Moreover, chemical recycling requires specific fibre feedstock to work with the various technologies. Identifying textile materials presents a significant challenge during the textile recycling process due to the intricate structures of fabrics and textiles. Among the most prevalent multi-component garments in the market are cellulose polyester mixtures, sought after for their ability to tailor material attributes like moisture absorption, wrinkle resistance, and wearing comfort. While several promising methods have emerged to analyze the complex composition of various textiles such as near-infrared (NIR) spectroscopy combined with chemometrics for textile analysis (not a new finding, a study on its efficacy was conducted over 20 years ago). By utilising genetic algorithms the technology can determine the cotton component within mixed cotton and polyester materials. Additionally, nuclear magnetic resonance (NMR) techniques have been employed to forecast the ratio of cellulose and polyester in textile blends. To date these systems haven't been developed to deal with volumes as would be necessary to handle our textile waste, and the characteristics of the sample surface, encompassing particle size, brightness, colour, moisture content, and coating chemicals, significantly impact the NIR signals.


Regional Viability

Mechanical recycling thrives in countries like India due to their long-standing manufacturing prowess, where there's a ready supply of textile waste from factories ,(off-cuts and pre-consumer waste, of which the fibre compositions are known and more easily sorted at source) and a growing demand for recycled materials in production. In contrast, for Western countries and Australia, the logistics and economics are less feasible for establishing mechanical recycling facilities. The infrastructure costs are high, and operations expensive due to higher wages, with little use for the recycled material in the country. Australia simply won't become a textile recycling hub.

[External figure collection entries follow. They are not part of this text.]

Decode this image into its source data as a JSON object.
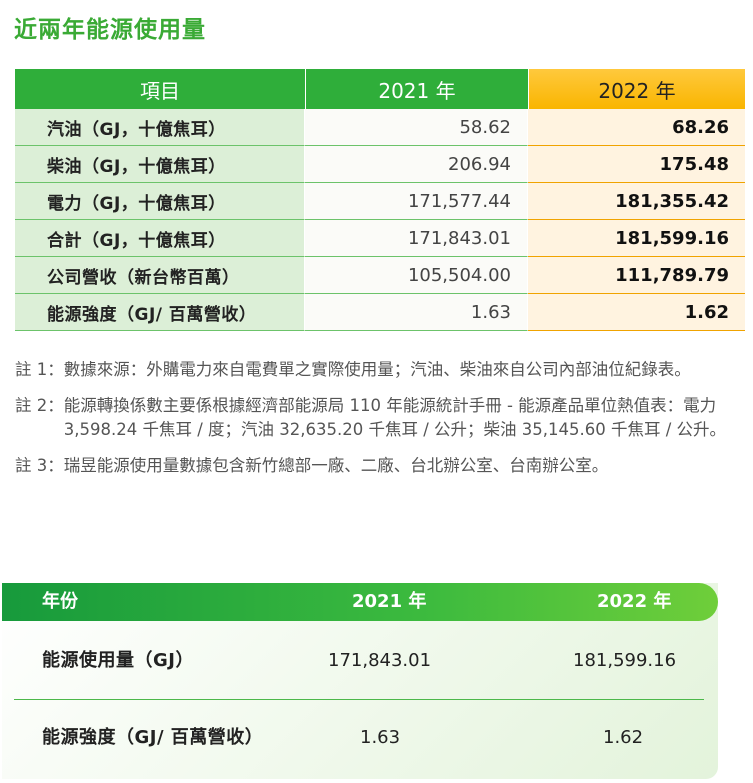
{
  "title": "近兩年能源使用量",
  "table1": {
    "headers": [
      "項目",
      "2021 年",
      "2022 年"
    ],
    "rows": [
      {
        "label": "汽油（GJ，十億焦耳）",
        "v2021": "58.62",
        "v2022": "68.26"
      },
      {
        "label": "柴油（GJ，十億焦耳）",
        "v2021": "206.94",
        "v2022": "175.48"
      },
      {
        "label": "電力（GJ，十億焦耳）",
        "v2021": "171,577.44",
        "v2022": "181,355.42"
      },
      {
        "label": "合計（GJ，十億焦耳）",
        "v2021": "171,843.01",
        "v2022": "181,599.16"
      },
      {
        "label": "公司營收（新台幣百萬）",
        "v2021": "105,504.00",
        "v2022": "111,789.79"
      },
      {
        "label": "能源強度（GJ/ 百萬營收）",
        "v2021": "1.63",
        "v2022": "1.62"
      }
    ]
  },
  "notes": [
    {
      "label": "註 1：",
      "text": "數據來源：外購電力來自電費單之實際使用量；汽油、柴油來自公司內部油位紀錄表。"
    },
    {
      "label": "註 2：",
      "text": "能源轉換係數主要係根據經濟部能源局 110 年能源統計手冊 - 能源產品單位熱值表：電力 3,598.24 千焦耳 / 度；汽油 32,635.20 千焦耳 / 公升；柴油 35,145.60 千焦耳 / 公升。"
    },
    {
      "label": "註 3：",
      "text": "瑞昱能源使用量數據包含新竹總部一廠、二廠、台北辦公室、台南辦公室。"
    }
  ],
  "table2": {
    "headers": [
      "年份",
      "2021 年",
      "2022 年"
    ],
    "rows": [
      {
        "label": "能源使用量（GJ）",
        "v2021": "171,843.01",
        "v2022": "181,599.16"
      },
      {
        "label": "能源強度（GJ/ 百萬營收）",
        "v2021": "1.63",
        "v2022": "1.62"
      }
    ]
  },
  "colors": {
    "accent_green": "#2fae3a",
    "accent_orange": "#f9b500"
  }
}
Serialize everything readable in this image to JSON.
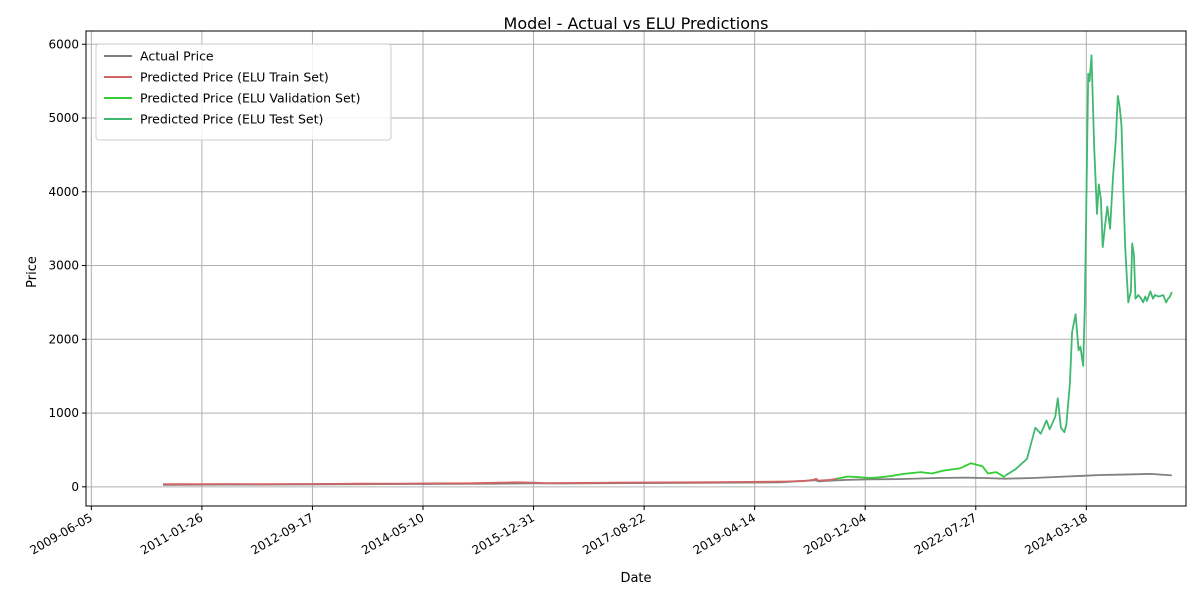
{
  "chart_data": {
    "type": "line",
    "title": "Model - Actual vs ELU Predictions",
    "xlabel": "Date",
    "ylabel": "Price",
    "grid": true,
    "legend_position": "top-left",
    "xlim": [
      "2009-05-07",
      "2025-09-10"
    ],
    "ylim": [
      -260,
      6180
    ],
    "x_ticks": [
      "2009-06-05",
      "2011-01-26",
      "2012-09-17",
      "2014-05-10",
      "2015-12-31",
      "2017-08-22",
      "2019-04-14",
      "2020-12-04",
      "2022-07-27",
      "2024-03-18"
    ],
    "y_ticks": [
      0,
      1000,
      2000,
      3000,
      4000,
      5000,
      6000
    ],
    "series": [
      {
        "name": "Actual Price",
        "color": "#808080",
        "x": [
          "2010-06-29",
          "2011-06-01",
          "2012-06-01",
          "2013-06-01",
          "2014-06-01",
          "2015-06-01",
          "2016-01-01",
          "2016-06-01",
          "2017-06-01",
          "2018-06-01",
          "2019-06-01",
          "2019-09-01",
          "2020-03-10",
          "2020-03-25",
          "2020-06-01",
          "2020-09-01",
          "2021-01-01",
          "2021-06-01",
          "2022-01-01",
          "2022-06-01",
          "2022-10-01",
          "2023-01-01",
          "2023-06-01",
          "2023-12-01",
          "2024-03-01",
          "2024-06-01",
          "2024-09-01",
          "2024-12-01",
          "2025-03-01",
          "2025-06-25"
        ],
        "y": [
          28,
          30,
          32,
          35,
          38,
          42,
          48,
          45,
          50,
          55,
          58,
          62,
          90,
          75,
          85,
          95,
          100,
          105,
          120,
          125,
          118,
          110,
          120,
          140,
          150,
          160,
          165,
          170,
          175,
          155
        ]
      },
      {
        "name": "Predicted Price (ELU Train Set)",
        "color": "#d16565",
        "x": [
          "2010-06-29",
          "2011-01-01",
          "2011-06-01",
          "2012-01-01",
          "2012-06-01",
          "2013-01-01",
          "2013-06-01",
          "2014-01-01",
          "2014-06-01",
          "2015-01-01",
          "2015-06-01",
          "2015-10-01",
          "2016-01-01",
          "2016-03-01",
          "2016-06-01",
          "2017-01-01",
          "2017-06-01",
          "2018-01-01",
          "2018-06-01",
          "2019-01-01",
          "2019-06-01",
          "2019-10-01",
          "2020-01-15",
          "2020-03-01",
          "2020-03-12",
          "2020-03-25",
          "2020-06-01",
          "2020-07-01"
        ],
        "y": [
          35,
          36,
          38,
          35,
          38,
          40,
          42,
          44,
          46,
          48,
          55,
          62,
          57,
          50,
          52,
          55,
          58,
          60,
          62,
          65,
          68,
          72,
          80,
          95,
          110,
          85,
          95,
          110
        ]
      },
      {
        "name": "Predicted Price (ELU Validation Set)",
        "color": "#33cc33",
        "x": [
          "2020-07-01",
          "2020-09-01",
          "2020-11-01",
          "2021-01-01",
          "2021-03-01",
          "2021-05-01",
          "2021-07-01",
          "2021-10-01",
          "2021-12-01",
          "2022-02-01",
          "2022-05-01",
          "2022-07-01",
          "2022-09-01",
          "2022-10-01",
          "2022-11-15",
          "2023-01-01"
        ],
        "y": [
          110,
          140,
          130,
          120,
          130,
          150,
          175,
          200,
          180,
          220,
          250,
          320,
          280,
          180,
          200,
          130
        ]
      },
      {
        "name": "Predicted Price (ELU Test Set)",
        "color": "#40b870",
        "x": [
          "2023-01-01",
          "2023-03-01",
          "2023-05-01",
          "2023-06-15",
          "2023-07-15",
          "2023-08-15",
          "2023-09-01",
          "2023-10-01",
          "2023-10-15",
          "2023-11-01",
          "2023-11-20",
          "2023-12-01",
          "2023-12-20",
          "2024-01-01",
          "2024-01-20",
          "2024-02-05",
          "2024-02-15",
          "2024-03-01",
          "2024-03-10",
          "2024-03-18",
          "2024-03-28",
          "2024-04-05",
          "2024-04-15",
          "2024-04-30",
          "2024-05-15",
          "2024-05-25",
          "2024-06-05",
          "2024-06-15",
          "2024-06-28",
          "2024-07-10",
          "2024-07-25",
          "2024-08-10",
          "2024-08-25",
          "2024-09-05",
          "2024-09-15",
          "2024-09-25",
          "2024-10-05",
          "2024-10-15",
          "2024-10-25",
          "2024-11-01",
          "2024-11-05",
          "2024-11-15",
          "2024-11-22",
          "2024-12-01",
          "2024-12-10",
          "2024-12-25",
          "2025-01-10",
          "2025-01-20",
          "2025-02-01",
          "2025-02-10",
          "2025-03-01",
          "2025-03-15",
          "2025-03-25",
          "2025-04-15",
          "2025-05-10",
          "2025-05-25",
          "2025-06-05",
          "2025-06-15",
          "2025-06-25"
        ],
        "y": [
          150,
          240,
          380,
          800,
          720,
          900,
          780,
          950,
          1200,
          800,
          740,
          850,
          1400,
          2100,
          2340,
          1850,
          1900,
          1640,
          2450,
          3800,
          5600,
          5500,
          5850,
          4600,
          3700,
          4100,
          3900,
          3250,
          3550,
          3800,
          3500,
          4200,
          4700,
          5300,
          5150,
          4900,
          4000,
          3250,
          2800,
          2500,
          2550,
          2650,
          3300,
          3150,
          2550,
          2600,
          2550,
          2500,
          2580,
          2520,
          2650,
          2550,
          2600,
          2580,
          2600,
          2500,
          2550,
          2580,
          2640
        ]
      }
    ]
  }
}
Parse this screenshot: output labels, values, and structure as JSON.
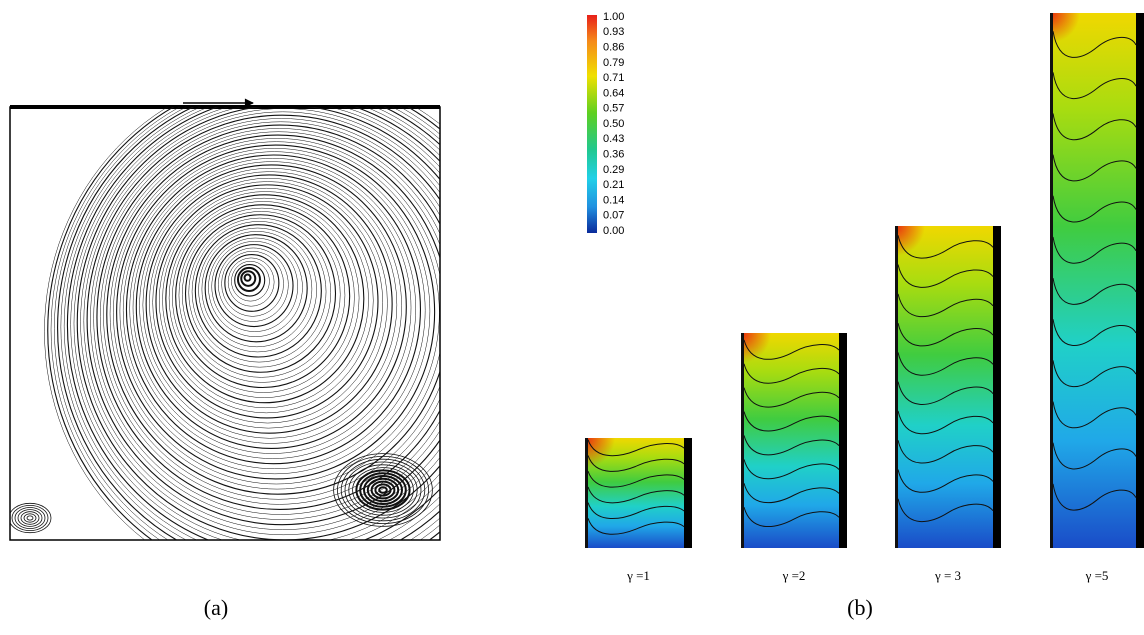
{
  "panels": [
    {
      "label": "(a)"
    },
    {
      "label": "(b)",
      "colorbar": {
        "labels": [
          "1.00",
          "0.93",
          "0.86",
          "0.79",
          "0.71",
          "0.64",
          "0.57",
          "0.50",
          "0.43",
          "0.36",
          "0.29",
          "0.21",
          "0.14",
          "0.07",
          "0.00"
        ]
      },
      "cases": [
        {
          "caption": "γ =1"
        },
        {
          "caption": "γ =2"
        },
        {
          "caption": "γ = 3"
        },
        {
          "caption": "γ =5"
        }
      ]
    }
  ]
}
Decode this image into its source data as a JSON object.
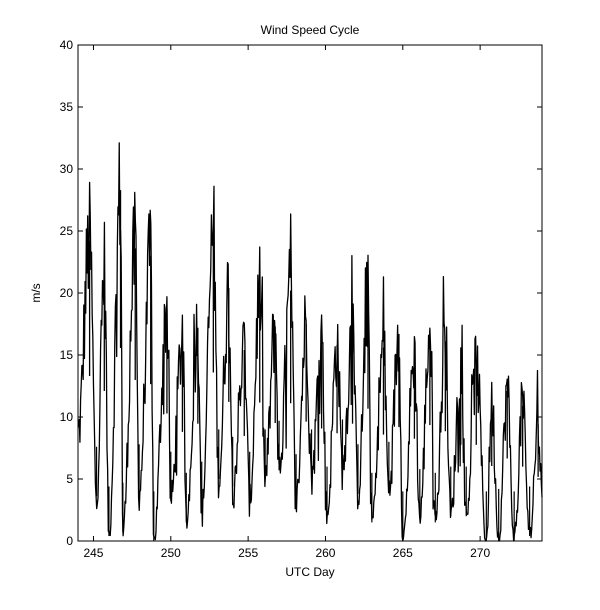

We import billions of units of fashion every year, almost all of it predominantly made from virgin materials. By collaborating with overseas recycling we can build a steady demand for recycled content in Australia and support a more responsible textile economy.


Advocating for Sustainable Textile Recycling

Mechanical recycling emerges as a sustainable solution in the textile recycling landscape. Its reduced environmental impact, preservation of material properties, and compatibility with manufacturing landscapes in certain regions make it an ideal choice for responsible textile waste management.


As a responsible player in the textile industry, we at Upcycle4Better continue our journey towards sustainability by championing responsible recycling practices. Join us in our commitment to reduce textile waste and create a global and inclusive textile industry.